Judge Collyer stayed the injunction to avoid disrupting the medical insurance marketplace during the appeal process. For the same reason, the parties placed the appeal process on hold, pending some action by Congress to “repeal and replace” the ACA, or at least do something to fix its most egregious faults. And, again for the same reason, both the Obama and the Trump administrations continued to make CSR payments to insurers.
Eventually, however, almost a year and a half after Judge Collyer made her determination that the payments violate both the U.S. Constitution and federal law, the Trump administration decided that enough is enough. The current HHS and Treasury secretaries asked Attorney General Jeff Sessions for a formal opinion “as to whether [a] permanent appropriation is available … is available to fund the cost-sharing reduction (CSR) payments authorized by section 1402 of the Affordable Care Act,” and he responded with a letter in which he stated (on the basis of a legal analysis very similar to Judge Collyer’s) that, “It is my opinion that … the law … does not appropriate funds for the Affordable Care Act’s Cost-Sharing Reduction program.” Upon receipt of that letter, the Acting Secretary of Health and Human Services informed the Centers for Medicare and Medicaid Services that, “CSR payments to insurers must stop, effective immediately. CSR payments are prohibited unless and until a valid appropriation exists.”
This decision didn’t come out of the blue. For months, President Trump had been using the threat of stopping the CSR payments to try to get Congress to clean up the mess it made when it passed the ACA. The state AGs were, therefore, prepared when he finally carried out his threat, and they responded immediately with the lawsuit that Josh Stein was boasting about last week. In it, they ask the U.S. District Court for the Northern District of California to declare that a valid appropriation already exists, and they also ask the court to compel the Secretaries of the Department of Health and Human Services and the Treasury to “make the required cost-sharing reduction payments … immediately, and on a periodic and timely basis going forward.” They don’t, however, address Judge Collyer’s holding or Attorney General Sessions’ opinion in the complaint.
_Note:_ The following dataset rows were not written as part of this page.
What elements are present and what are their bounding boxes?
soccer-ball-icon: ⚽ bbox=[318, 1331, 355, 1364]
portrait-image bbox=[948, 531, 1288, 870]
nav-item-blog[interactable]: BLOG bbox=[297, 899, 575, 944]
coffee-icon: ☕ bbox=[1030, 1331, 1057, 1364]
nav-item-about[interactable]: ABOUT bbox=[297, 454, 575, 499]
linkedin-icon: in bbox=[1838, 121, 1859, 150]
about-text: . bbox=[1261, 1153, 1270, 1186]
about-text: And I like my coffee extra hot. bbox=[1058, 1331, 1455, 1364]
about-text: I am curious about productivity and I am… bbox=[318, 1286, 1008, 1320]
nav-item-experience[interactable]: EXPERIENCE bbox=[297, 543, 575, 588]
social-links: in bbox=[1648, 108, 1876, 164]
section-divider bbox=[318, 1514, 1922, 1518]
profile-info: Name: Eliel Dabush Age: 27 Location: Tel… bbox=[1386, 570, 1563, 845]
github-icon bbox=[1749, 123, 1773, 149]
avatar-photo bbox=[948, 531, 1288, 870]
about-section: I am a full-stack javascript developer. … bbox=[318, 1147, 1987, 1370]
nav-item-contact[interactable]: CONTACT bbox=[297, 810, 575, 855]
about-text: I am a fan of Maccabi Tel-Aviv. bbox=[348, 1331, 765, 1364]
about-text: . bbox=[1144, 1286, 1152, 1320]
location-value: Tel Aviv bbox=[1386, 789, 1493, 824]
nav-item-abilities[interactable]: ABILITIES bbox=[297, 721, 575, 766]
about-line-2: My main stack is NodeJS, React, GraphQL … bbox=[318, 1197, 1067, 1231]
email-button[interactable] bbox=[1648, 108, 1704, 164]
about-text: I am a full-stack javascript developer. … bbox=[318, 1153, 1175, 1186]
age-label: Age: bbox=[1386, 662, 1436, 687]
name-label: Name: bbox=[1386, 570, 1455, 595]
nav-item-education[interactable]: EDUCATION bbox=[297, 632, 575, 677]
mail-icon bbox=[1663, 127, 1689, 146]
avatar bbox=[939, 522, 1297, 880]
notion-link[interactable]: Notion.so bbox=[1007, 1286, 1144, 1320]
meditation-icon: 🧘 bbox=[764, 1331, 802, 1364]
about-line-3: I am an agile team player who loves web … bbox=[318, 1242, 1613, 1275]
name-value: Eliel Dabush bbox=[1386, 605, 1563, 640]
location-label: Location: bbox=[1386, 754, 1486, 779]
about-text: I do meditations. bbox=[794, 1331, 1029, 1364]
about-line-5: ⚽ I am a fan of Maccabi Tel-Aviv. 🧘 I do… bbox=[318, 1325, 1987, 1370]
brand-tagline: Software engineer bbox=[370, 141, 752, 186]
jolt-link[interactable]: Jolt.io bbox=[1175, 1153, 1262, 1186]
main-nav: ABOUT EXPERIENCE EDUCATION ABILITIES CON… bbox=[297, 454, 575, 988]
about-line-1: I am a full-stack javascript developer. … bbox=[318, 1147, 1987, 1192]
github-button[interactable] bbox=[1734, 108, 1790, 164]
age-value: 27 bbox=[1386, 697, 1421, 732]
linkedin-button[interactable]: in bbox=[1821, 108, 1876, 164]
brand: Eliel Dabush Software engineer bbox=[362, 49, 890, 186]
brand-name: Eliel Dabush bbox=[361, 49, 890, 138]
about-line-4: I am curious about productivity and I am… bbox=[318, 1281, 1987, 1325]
Presumably, they’ll come up with some sort of argument if and when the case moves forward, but they’re going to be hard-pressed to find a line of reasoning that hasn’t already been thoroughly rebutted.
When I wrote last spring about a previous case in which state AGs were challenging one of Trump’s executive orders and Josh Stein was jumping onto the bandwagon, I said:
One can see why … an opportunity to display their own virtue and express their solidarity with the “Resist Trump” movement might appeal to Josh Stein and the other state attorneys general, but surely they have better things to do with their own time and their taxpayers’ money!
I feel the same way now. Ever since the Affordable Care Act was passed, its supporters have relied on dubious executive orders and even more dubious judicial interpretations to keep the thing from collapsing under the weight of its many errors and omissions. It’s time for that to stop. Instead of attempting for force the Trump administration to go on making payments that—according to a federal judge and the Attorney General—are illegal under both the U.S. Constitution and federal law, Josh Stein and the rest of the state AGs ought to be lobbying Congress to fix the mess it created in 2010 when it foisted the Affordable Care Act on an unwilling country.